Asylum-seeker gambit to test message, by Simon Benson.

Scott Morrison has gambled that it is politically safer to offer concessions on the medical treatment of asylum-seekers than it is to face defeat on the floor of parliament on a matter so grave.

It is a strategic decision with significant risk.

The path he has chosen will test the Coalition’s credibility if it is seen as a capitulation on border security under threats by Labor and the Greens. On this issue the stakes are high.
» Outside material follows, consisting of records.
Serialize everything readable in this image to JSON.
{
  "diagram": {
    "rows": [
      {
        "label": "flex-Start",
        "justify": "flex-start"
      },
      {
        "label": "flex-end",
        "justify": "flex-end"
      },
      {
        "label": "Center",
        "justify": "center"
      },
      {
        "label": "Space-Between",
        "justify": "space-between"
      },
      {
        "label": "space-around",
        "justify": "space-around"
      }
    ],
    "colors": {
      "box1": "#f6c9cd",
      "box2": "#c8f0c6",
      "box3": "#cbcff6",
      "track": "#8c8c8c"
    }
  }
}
Border protection is and has been one of the few distinct points of policy difference between the Coalition and Labor.

Conservative voters expect a Coalition government to remain steadfast and call Labor’s bluff.

The Prime Minister will argue that his decision to establish an independent medical review panel of eminent doctors to oversee departmental decisions on refugee transfers is a reflection of increasing community concerns about the mental health of detainees.

This is partially true.

He will also, again rightly, argue that his model is a world away from Kerryn Phelps’ bill as it will retain ministerial oversight.
Labor is essentially backing a bill that would strip the government of any say in bringing asylum-seekers and their families to Australia on medical grounds. Morrison’s claim is that national security would be contracted out to two independently appointed doctors.

But Morrison may not win this argument easily. There will be those who see the move as being motivated by necessity rather than belief. There is no pretence in its design. The tactical play is to win over independent Cathy McGowan, whose vote may determine the government’s fate.